TOL has documented the makeshift, squalid lives of people living on the polluted outskirts of Baku. Many of them are internal refugees from Nagorno-Karabakh. Yet this part of the Absheron Peninsula is no stranger to waves of migrants, and the oil-soaked ground today’s inhabitants live on bears witness to many centuries of oil production here, where oil has been extracted commercially longer than anywhere else on earth. A new e-book documents the fascinating story of oil in Baku, paying particular attention to the socio-economic effects as wealth poured in during the 19th century, making many local peasants into millionaires, then leaked away again as oil production moved offshore.

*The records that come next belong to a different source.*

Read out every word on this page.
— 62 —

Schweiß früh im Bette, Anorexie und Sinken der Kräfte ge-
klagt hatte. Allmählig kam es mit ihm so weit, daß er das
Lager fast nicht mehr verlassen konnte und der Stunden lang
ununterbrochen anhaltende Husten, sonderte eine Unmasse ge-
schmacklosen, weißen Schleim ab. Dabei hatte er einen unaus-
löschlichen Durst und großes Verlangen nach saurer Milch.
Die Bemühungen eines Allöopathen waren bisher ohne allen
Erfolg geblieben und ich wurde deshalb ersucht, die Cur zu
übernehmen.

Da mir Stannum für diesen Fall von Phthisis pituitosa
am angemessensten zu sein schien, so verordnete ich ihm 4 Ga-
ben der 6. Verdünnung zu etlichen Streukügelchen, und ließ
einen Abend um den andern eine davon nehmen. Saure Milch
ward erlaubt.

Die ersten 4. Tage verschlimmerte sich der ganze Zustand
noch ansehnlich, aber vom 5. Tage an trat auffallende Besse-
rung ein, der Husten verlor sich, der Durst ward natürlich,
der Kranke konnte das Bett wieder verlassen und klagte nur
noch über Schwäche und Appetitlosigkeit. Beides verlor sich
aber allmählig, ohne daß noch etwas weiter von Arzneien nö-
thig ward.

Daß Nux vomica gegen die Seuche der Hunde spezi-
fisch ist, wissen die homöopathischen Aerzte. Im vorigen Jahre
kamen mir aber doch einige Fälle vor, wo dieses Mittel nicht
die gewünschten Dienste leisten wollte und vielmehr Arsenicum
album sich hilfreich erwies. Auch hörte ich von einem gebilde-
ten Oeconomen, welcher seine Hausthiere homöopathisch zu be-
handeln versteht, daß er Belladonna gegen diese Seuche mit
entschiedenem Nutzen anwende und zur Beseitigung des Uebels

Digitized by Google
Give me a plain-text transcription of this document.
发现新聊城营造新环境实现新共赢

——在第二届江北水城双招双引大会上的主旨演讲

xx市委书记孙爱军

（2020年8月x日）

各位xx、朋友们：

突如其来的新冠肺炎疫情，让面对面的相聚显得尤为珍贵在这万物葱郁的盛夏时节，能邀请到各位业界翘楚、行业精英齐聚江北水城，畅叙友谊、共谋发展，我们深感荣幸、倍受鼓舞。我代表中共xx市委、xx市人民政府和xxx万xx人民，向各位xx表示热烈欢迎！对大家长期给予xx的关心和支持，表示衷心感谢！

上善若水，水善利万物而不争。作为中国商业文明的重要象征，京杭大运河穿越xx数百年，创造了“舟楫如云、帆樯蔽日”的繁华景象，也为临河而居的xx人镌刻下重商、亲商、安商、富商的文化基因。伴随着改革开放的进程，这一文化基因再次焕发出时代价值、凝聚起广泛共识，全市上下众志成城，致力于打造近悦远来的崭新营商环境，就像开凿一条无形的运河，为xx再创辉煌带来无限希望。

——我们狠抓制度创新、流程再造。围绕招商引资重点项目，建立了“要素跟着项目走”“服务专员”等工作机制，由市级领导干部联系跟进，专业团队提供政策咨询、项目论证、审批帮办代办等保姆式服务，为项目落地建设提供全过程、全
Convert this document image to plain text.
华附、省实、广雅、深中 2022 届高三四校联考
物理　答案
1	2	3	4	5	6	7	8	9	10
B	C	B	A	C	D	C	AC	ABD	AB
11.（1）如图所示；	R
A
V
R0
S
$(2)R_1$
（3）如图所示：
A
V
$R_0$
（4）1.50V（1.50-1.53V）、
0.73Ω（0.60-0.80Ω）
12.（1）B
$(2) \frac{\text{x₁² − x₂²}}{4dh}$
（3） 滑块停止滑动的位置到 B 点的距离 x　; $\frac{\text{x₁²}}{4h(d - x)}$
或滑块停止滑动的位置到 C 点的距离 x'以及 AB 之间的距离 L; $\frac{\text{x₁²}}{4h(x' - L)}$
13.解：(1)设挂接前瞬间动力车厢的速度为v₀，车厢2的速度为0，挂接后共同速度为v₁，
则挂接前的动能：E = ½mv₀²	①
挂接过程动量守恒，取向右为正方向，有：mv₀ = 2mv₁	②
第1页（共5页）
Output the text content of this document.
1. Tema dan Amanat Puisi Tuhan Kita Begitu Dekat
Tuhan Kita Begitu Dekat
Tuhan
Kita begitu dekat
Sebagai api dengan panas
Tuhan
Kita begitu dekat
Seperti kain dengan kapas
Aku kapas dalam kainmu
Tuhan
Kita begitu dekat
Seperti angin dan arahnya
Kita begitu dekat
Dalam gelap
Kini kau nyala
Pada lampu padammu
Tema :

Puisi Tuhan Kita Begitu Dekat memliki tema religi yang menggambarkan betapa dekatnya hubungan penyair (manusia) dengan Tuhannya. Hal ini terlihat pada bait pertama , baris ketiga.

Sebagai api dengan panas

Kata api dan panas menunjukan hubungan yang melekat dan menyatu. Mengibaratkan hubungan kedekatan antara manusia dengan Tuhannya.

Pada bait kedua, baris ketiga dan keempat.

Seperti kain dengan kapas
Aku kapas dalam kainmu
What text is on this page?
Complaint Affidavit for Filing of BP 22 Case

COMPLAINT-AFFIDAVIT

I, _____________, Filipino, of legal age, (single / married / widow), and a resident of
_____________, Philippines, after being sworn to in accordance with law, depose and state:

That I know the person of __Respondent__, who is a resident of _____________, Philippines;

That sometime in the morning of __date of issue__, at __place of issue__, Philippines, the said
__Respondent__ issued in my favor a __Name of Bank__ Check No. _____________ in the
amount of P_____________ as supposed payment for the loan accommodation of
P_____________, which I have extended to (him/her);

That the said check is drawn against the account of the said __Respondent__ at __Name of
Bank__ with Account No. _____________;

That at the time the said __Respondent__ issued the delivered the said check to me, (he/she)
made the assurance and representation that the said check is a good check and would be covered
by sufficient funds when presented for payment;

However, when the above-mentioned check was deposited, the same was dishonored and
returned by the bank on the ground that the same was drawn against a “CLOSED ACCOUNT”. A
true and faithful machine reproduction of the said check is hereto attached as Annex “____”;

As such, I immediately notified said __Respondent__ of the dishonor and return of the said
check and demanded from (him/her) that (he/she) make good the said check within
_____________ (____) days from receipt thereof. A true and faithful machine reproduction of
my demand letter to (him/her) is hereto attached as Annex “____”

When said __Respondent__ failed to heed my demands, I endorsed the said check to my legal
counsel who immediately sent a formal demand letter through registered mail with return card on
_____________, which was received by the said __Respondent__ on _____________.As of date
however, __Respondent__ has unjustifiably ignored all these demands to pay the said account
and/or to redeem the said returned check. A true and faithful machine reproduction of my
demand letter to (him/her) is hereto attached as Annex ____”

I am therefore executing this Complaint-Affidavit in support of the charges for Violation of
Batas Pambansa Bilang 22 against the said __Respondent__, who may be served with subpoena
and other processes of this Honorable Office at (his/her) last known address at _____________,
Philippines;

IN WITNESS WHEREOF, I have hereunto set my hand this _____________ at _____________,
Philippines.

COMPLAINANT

Published by the Center for National and International Studies in Baku, the book has chapters on the economic history of Baku’s oilfields, the social changes that came to the nearby villages as Baku boomed and grew into one of the Russian Empire’s wealthiest, most vibrant cities, and the situation in more recent times. In his chapter, Azer Amiraslanov notes that villages such as Surakhani and Balakhani (where our correspondent Abbas Atilay’s story and slide show were set), “which played an important role in the history of Azerbaijan’s oil extraction, are crying out not just for development, but also for rehabilitation.” Several authors in the volume suggest that the development of tourism might bring much-needed investment to the area, with its historical structures, the “Fire Temple” in Surakhani, ancient wells, not to mention many example of 19th and 20th century industrial heritage. On visitor in the 15th century wrote that in “Bakuya” the oil industry employed more than 200 herds of camels, and that locals dug up pieces of yellow soil “which burns like candles” and used it to heat their houses.

Well worth downloading, the book is more readable than most think-tank productions, although the English is a bit patchy.